Earlier last year a Mumbai couple’s use of recycled products for their wedding ceremony made news, and recently a family in Bhopal altered a “big fat” wedding into an environment-friendly one by replacing wedding invites with potted plants.
Businessman Pranshu Kankane and brother Prateek were always fascinated by the concept of an eco-friendly wedding. And when the opportunity arose — Pranshu’s wedding– the brothers brainstormed to leave no stone unturned to make the most important day of his life a green affair.
“It all began with the idea of avoiding food wastage. We started off by sending e-invites instead of paper and requested people to RSVP,” Prateek said.
While the concept of RSVP is not new, it was not something that the people of Bhopal, being a tier-2 city, were accustomed to, Prateek claimed. “With the help of e-cards, we were not only able to avoid using paper but the RSVP option helped us prevent food wastage,” Prateek told the indianexpress.com.
Even though the novel idea got a nod from their father Rajkumar Kankane, their mother was not entirely convinced. “My mother told me that if you do not distribute cards, then how would you be able to meet the relatives and invitees,” Prateek said.

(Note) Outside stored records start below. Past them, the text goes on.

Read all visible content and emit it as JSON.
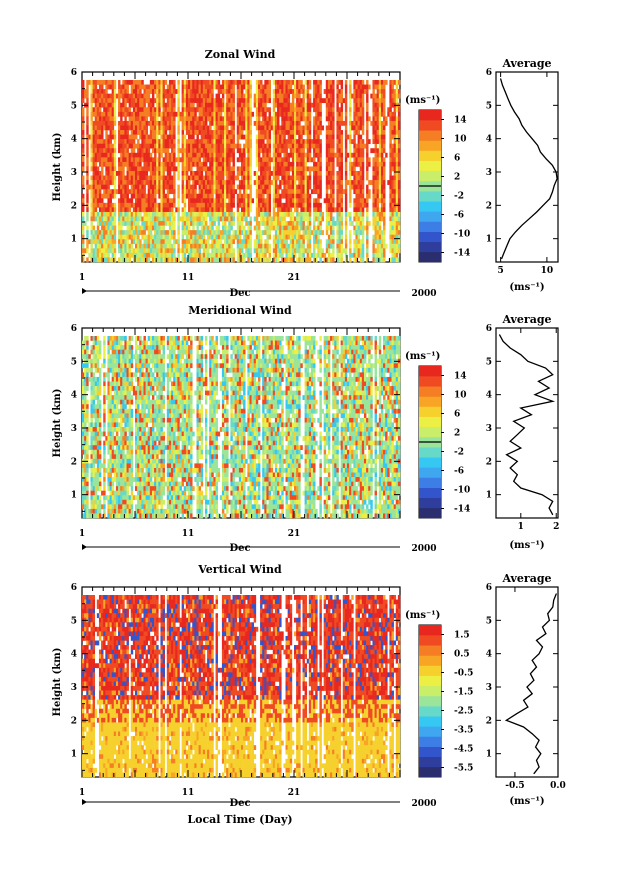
{
  "figure": {
    "time_xlabel": "Local Time (Day)",
    "month": "Dec",
    "year": "2000",
    "day_ticks": [
      "1",
      "11",
      "21"
    ],
    "height_ylabel": "Height (km)",
    "unit_label": "(ms⁻¹)",
    "average_title": "Average"
  },
  "colors": {
    "colormap": [
      "#2a2d6e",
      "#2f3e9c",
      "#3355cc",
      "#3c7ee6",
      "#3fa6f0",
      "#35c8f2",
      "#66d9c8",
      "#9be59a",
      "#c8ee6a",
      "#ecf044",
      "#f6d12e",
      "#f8a424",
      "#f57d23",
      "#ef4a22",
      "#e8281f"
    ]
  },
  "chart_data": [
    {
      "type": "heatmap",
      "title": "Zonal Wind",
      "xlabel": "Local Time (Day)",
      "ylabel": "Height (km)",
      "x_ticks": [
        "1",
        "11",
        "21"
      ],
      "xlim": [
        1,
        31
      ],
      "y_ticks": [
        "1",
        "2",
        "3",
        "4",
        "5",
        "6"
      ],
      "ylim": [
        0.3,
        6
      ],
      "colorbar_label": "(ms⁻¹)",
      "colorbar_ticks": [
        "14",
        "10",
        "6",
        "2",
        "-2",
        "-6",
        "-10",
        "-14"
      ],
      "colorbar_range": [
        -16,
        16
      ],
      "colorbar_line": 0,
      "profile": {
        "title": "Average",
        "x_ticks": [
          "5",
          "10"
        ],
        "xlim": [
          4.5,
          11.2
        ],
        "xlabel": "(ms⁻¹)",
        "heights": [
          0.4,
          0.6,
          0.8,
          1.0,
          1.2,
          1.4,
          1.6,
          1.8,
          2.0,
          2.2,
          2.4,
          2.6,
          2.8,
          3.0,
          3.2,
          3.4,
          3.6,
          3.8,
          4.0,
          4.2,
          4.4,
          4.6,
          4.8,
          5.0,
          5.2,
          5.4,
          5.6,
          5.8
        ],
        "values": [
          5.1,
          5.4,
          5.7,
          6.0,
          6.6,
          7.3,
          8.1,
          8.9,
          9.6,
          10.3,
          10.6,
          10.8,
          11.1,
          11.0,
          10.6,
          9.9,
          9.3,
          9.0,
          8.4,
          7.8,
          7.3,
          7.0,
          6.5,
          6.1,
          5.8,
          5.5,
          5.2,
          5.0
        ]
      }
    },
    {
      "type": "heatmap",
      "title": "Meridional Wind",
      "xlabel": "Local Time (Day)",
      "ylabel": "Height (km)",
      "x_ticks": [
        "1",
        "11",
        "21"
      ],
      "xlim": [
        1,
        31
      ],
      "y_ticks": [
        "1",
        "2",
        "3",
        "4",
        "5",
        "6"
      ],
      "ylim": [
        0.3,
        6
      ],
      "colorbar_label": "(ms⁻¹)",
      "colorbar_ticks": [
        "14",
        "10",
        "6",
        "2",
        "-2",
        "-6",
        "-10",
        "-14"
      ],
      "colorbar_range": [
        -16,
        16
      ],
      "colorbar_line": 0,
      "profile": {
        "title": "Average",
        "x_ticks": [
          "1",
          "2"
        ],
        "xlim": [
          0.3,
          2.05
        ],
        "xlabel": "(ms⁻¹)",
        "heights": [
          0.4,
          0.6,
          0.8,
          1.0,
          1.2,
          1.4,
          1.6,
          1.8,
          2.0,
          2.2,
          2.4,
          2.6,
          2.8,
          3.0,
          3.2,
          3.4,
          3.6,
          3.8,
          4.0,
          4.2,
          4.4,
          4.6,
          4.8,
          5.0,
          5.2,
          5.4,
          5.6,
          5.8
        ],
        "values": [
          1.9,
          1.8,
          1.9,
          1.6,
          1.0,
          0.8,
          0.9,
          0.7,
          0.9,
          0.6,
          1.0,
          0.7,
          0.9,
          1.1,
          0.8,
          1.3,
          1.0,
          1.9,
          1.4,
          1.8,
          1.5,
          1.9,
          1.7,
          1.2,
          1.0,
          0.7,
          0.5,
          0.4
        ]
      }
    },
    {
      "type": "heatmap",
      "title": "Vertical Wind",
      "xlabel": "Local Time (Day)",
      "ylabel": "Height (km)",
      "x_ticks": [
        "1",
        "11",
        "21"
      ],
      "xlim": [
        1,
        31
      ],
      "y_ticks": [
        "1",
        "2",
        "3",
        "4",
        "5",
        "6"
      ],
      "ylim": [
        0.3,
        6
      ],
      "colorbar_label": "(ms⁻¹)",
      "colorbar_ticks": [
        "1.5",
        "0.5",
        "-0.5",
        "-1.5",
        "-2.5",
        "-3.5",
        "-4.5",
        "-5.5"
      ],
      "colorbar_range": [
        -6,
        2
      ],
      "colorbar_line": null,
      "profile": {
        "title": "Average",
        "x_ticks": [
          "-0.5",
          "0.0"
        ],
        "xlim": [
          -0.72,
          0.0
        ],
        "xlabel": "(ms⁻¹)",
        "heights": [
          0.4,
          0.6,
          0.8,
          1.0,
          1.2,
          1.4,
          1.6,
          1.8,
          2.0,
          2.2,
          2.4,
          2.6,
          2.8,
          3.0,
          3.2,
          3.4,
          3.6,
          3.8,
          4.0,
          4.2,
          4.4,
          4.6,
          4.8,
          5.0,
          5.2,
          5.4,
          5.6,
          5.8
        ],
        "values": [
          -0.28,
          -0.22,
          -0.25,
          -0.2,
          -0.26,
          -0.22,
          -0.3,
          -0.4,
          -0.6,
          -0.48,
          -0.35,
          -0.4,
          -0.3,
          -0.36,
          -0.28,
          -0.32,
          -0.25,
          -0.3,
          -0.22,
          -0.18,
          -0.25,
          -0.14,
          -0.18,
          -0.1,
          -0.12,
          -0.06,
          -0.05,
          -0.02
        ]
      }
    }
  ]
}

In keeping with their mother’s wishes, the brothers eventually came up with the idea of a “Green invite”. Instead of distributing wedding cards, which generate a lot of paper waste, the brothers printed the information of the bride and groom on potted plants. “It is an 8-10-month-old indoor plant and can easily survive for 3-4 years,” Prateek said.

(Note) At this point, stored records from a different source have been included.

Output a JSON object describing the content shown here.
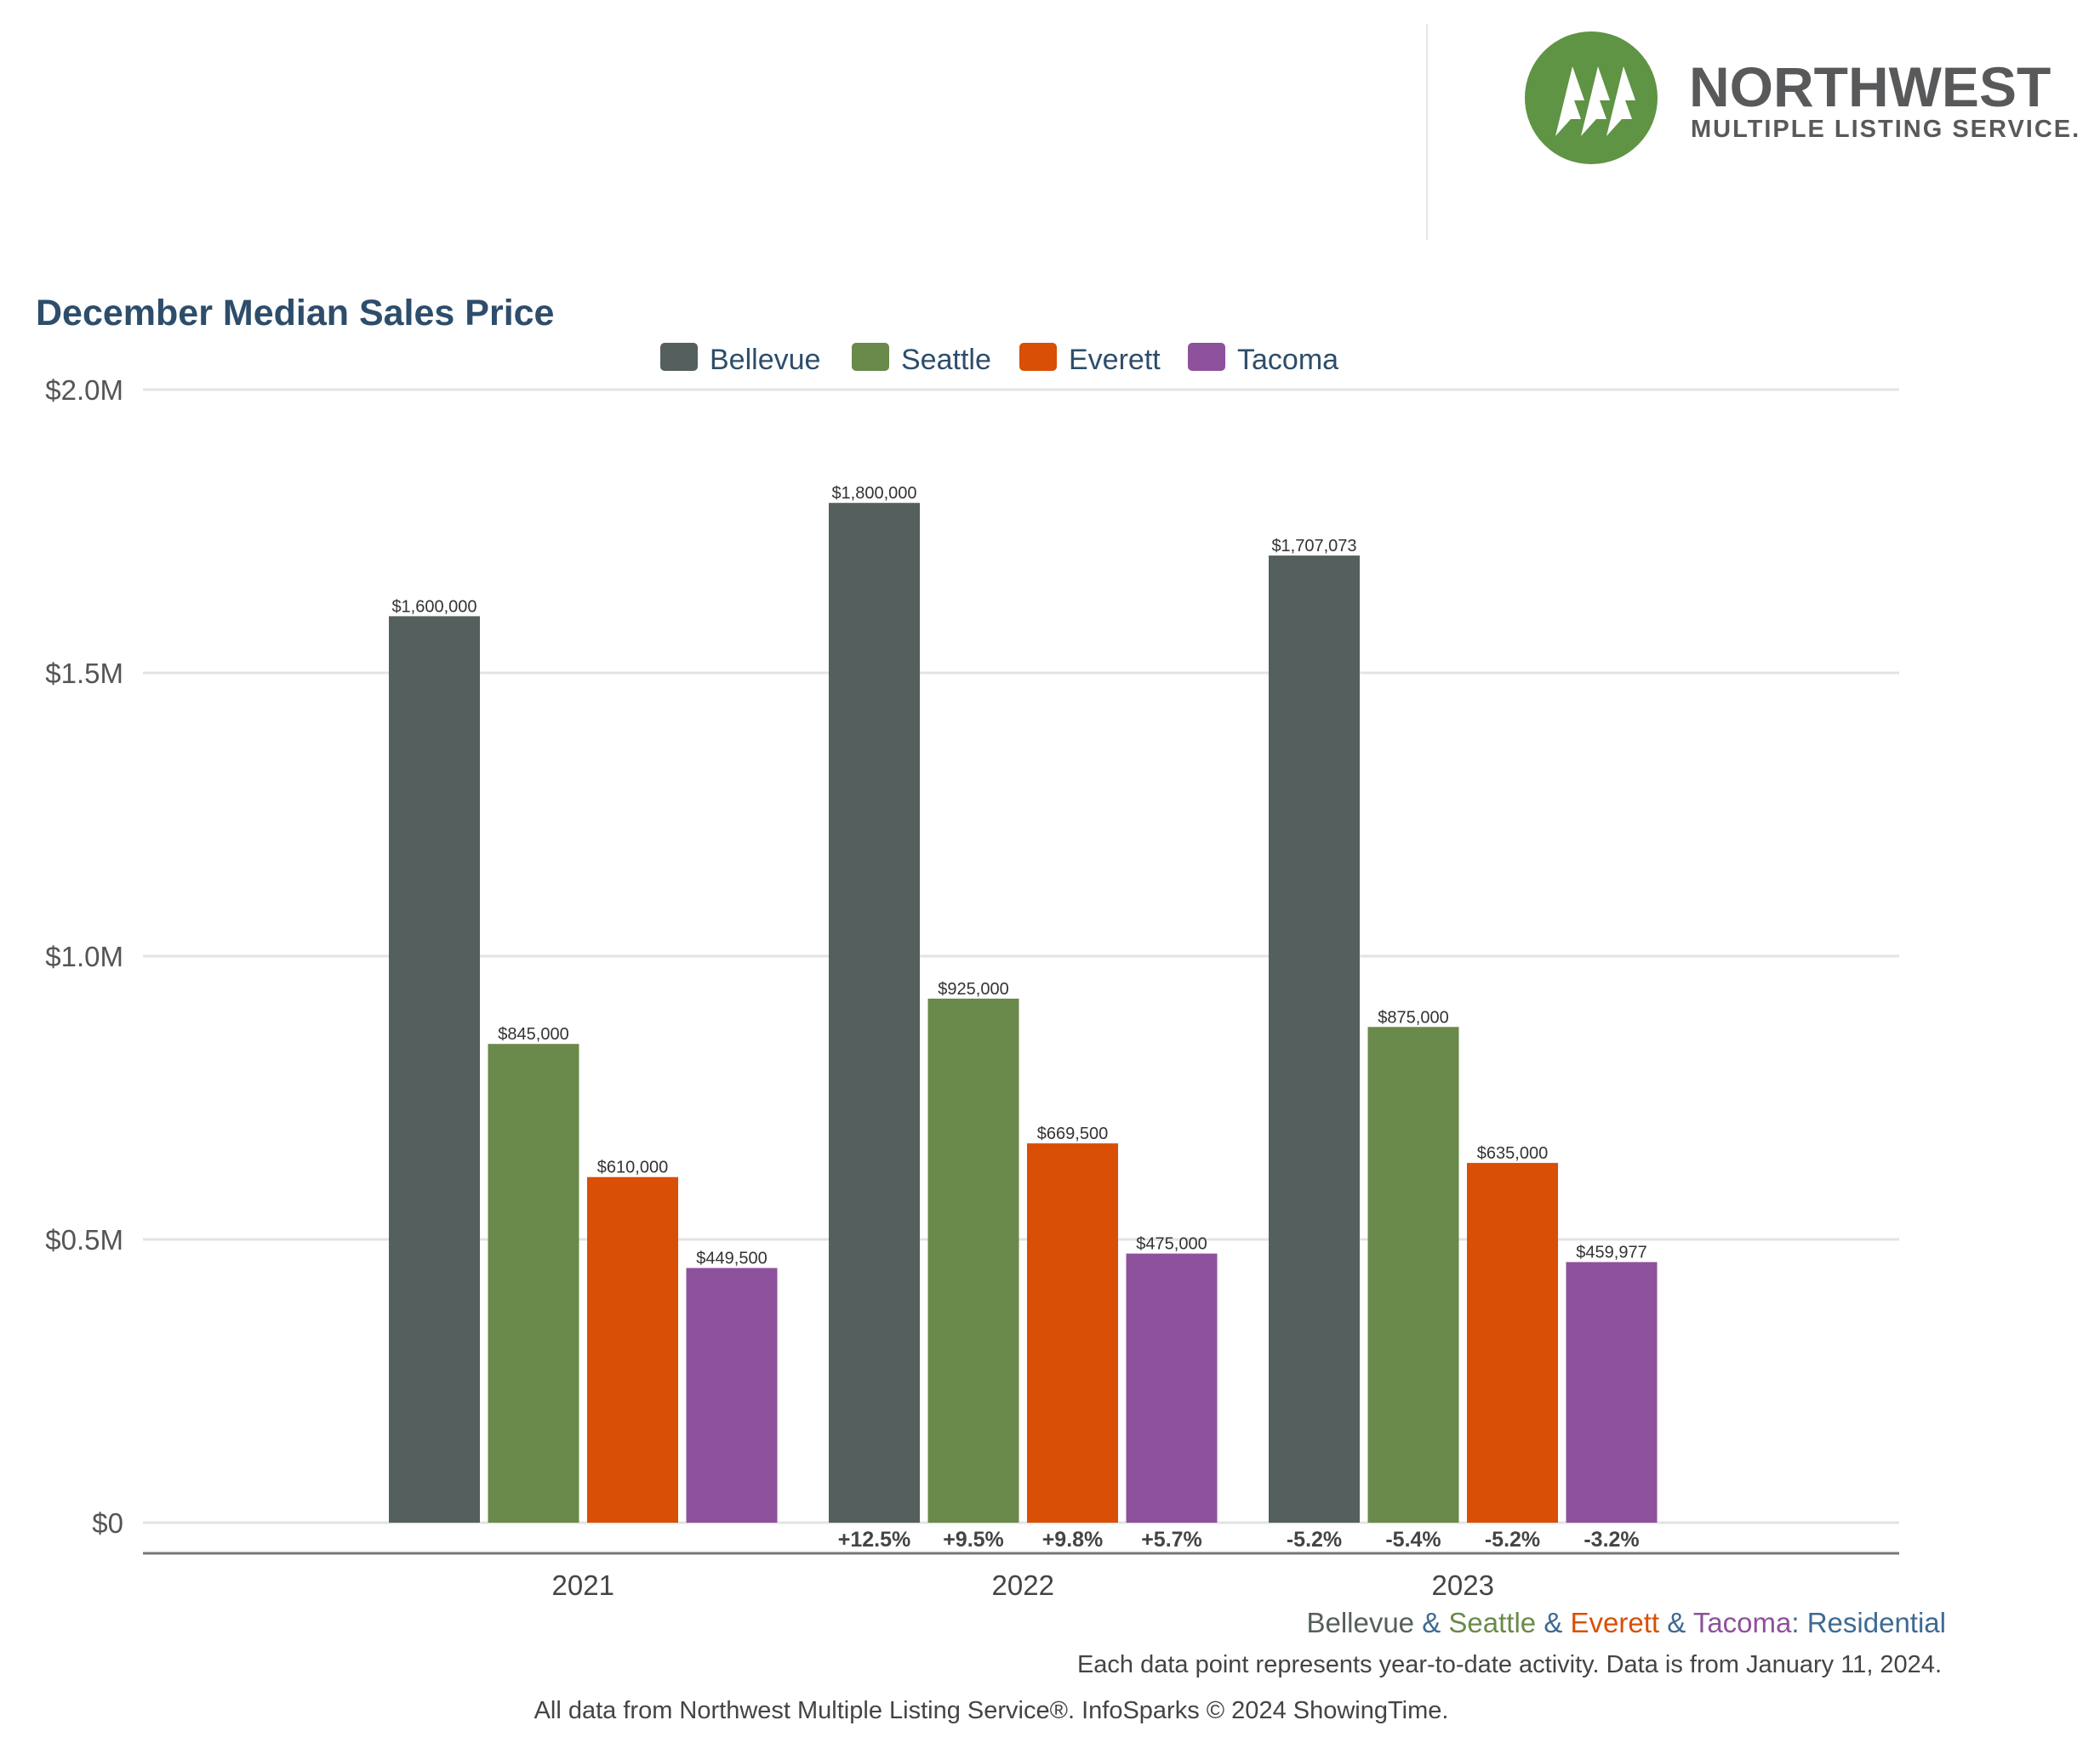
{
  "logo": {
    "name": "NORTHWEST",
    "subtitle": "MULTIPLE LISTING SERVICE.",
    "color": "#5e9444"
  },
  "chart_data": {
    "type": "bar",
    "title": "December Median Sales Price",
    "categories": [
      "2021",
      "2022",
      "2023"
    ],
    "series": [
      {
        "name": "Bellevue",
        "color": "#555f5d",
        "values": [
          1600000,
          1800000,
          1707073
        ],
        "labels": [
          "$1,600,000",
          "$1,800,000",
          "$1,707,073"
        ],
        "changes": [
          "",
          "+12.5%",
          "-5.2%"
        ]
      },
      {
        "name": "Seattle",
        "color": "#698a4a",
        "values": [
          845000,
          925000,
          875000
        ],
        "labels": [
          "$845,000",
          "$925,000",
          "$875,000"
        ],
        "changes": [
          "",
          "+9.5%",
          "-5.4%"
        ]
      },
      {
        "name": "Everett",
        "color": "#d94f05",
        "values": [
          610000,
          669500,
          635000
        ],
        "labels": [
          "$610,000",
          "$669,500",
          "$635,000"
        ],
        "changes": [
          "",
          "+9.8%",
          "-5.2%"
        ]
      },
      {
        "name": "Tacoma",
        "color": "#8e519b",
        "values": [
          449500,
          475000,
          459977
        ],
        "labels": [
          "$449,500",
          "$475,000",
          "$459,977"
        ],
        "changes": [
          "",
          "+5.7%",
          "-3.2%"
        ]
      }
    ],
    "yticks": [
      {
        "value": 0,
        "label": "$0"
      },
      {
        "value": 500000,
        "label": "$0.5M"
      },
      {
        "value": 1000000,
        "label": "$1.0M"
      },
      {
        "value": 1500000,
        "label": "$1.5M"
      },
      {
        "value": 2000000,
        "label": "$2.0M"
      }
    ],
    "ylim": [
      0,
      2000000
    ],
    "grid": true,
    "legend": "top-center"
  },
  "footer": {
    "series_line": [
      {
        "text": "Bellevue",
        "color": "#555f5d"
      },
      {
        "text": " & ",
        "color": "#3e6a94"
      },
      {
        "text": "Seattle",
        "color": "#698a4a"
      },
      {
        "text": " & ",
        "color": "#3e6a94"
      },
      {
        "text": "Everett",
        "color": "#d94f05"
      },
      {
        "text": " & ",
        "color": "#3e6a94"
      },
      {
        "text": "Tacoma",
        "color": "#8e519b"
      },
      {
        "text": ": Residential",
        "color": "#3e6a94"
      }
    ],
    "note": "Each data point represents year-to-date activity. Data is from January 11, 2024.",
    "source": "All data from Northwest Multiple Listing Service®. InfoSparks © 2024 ShowingTime."
  }
}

Contrary to his expectations, the idea of a “green invite” was well received by the 400-odd invitees. “I did not expect the reaction we received. People were extremely excited with the invites and as we had 4-5 varieties of plants, including spiritual ones such as Tulsi, they were enthusiastic to pick their own invite,” he said.
While giving out plants was a cumbersome task, the main challenge, according to Prateek was to make the procedure cost-effective and make people aware of the process. “The Green-invite was a substitute for the paper card, so our main challenge was to bring its cost to the approximate value of the card,” Prateek said.
A single “green invite” cost around Rs 68, which Prateek claimed was similar to the cost of a single card. “We wanted people to understand and see that this process is feasible as well as cost-effective. If not all, this would motivate many people to move towards a greener process,” he added.
The brothers also collaborated with a volunteer organisation, the Robin Hood Army, which supplies surplus food collected from wedding and restaurants to the underprivileged. Moreover, the wedding invite also had instructions for the guests such as “Do not bring bouquets” and “Don’t waste food in plates before disposing of in the dustbin”.
To spread the idea of an eco-friendly wedding, Prateek said he spent around 10-15 minutes with each of the guests to explain to them about the plant and ways to take care of it.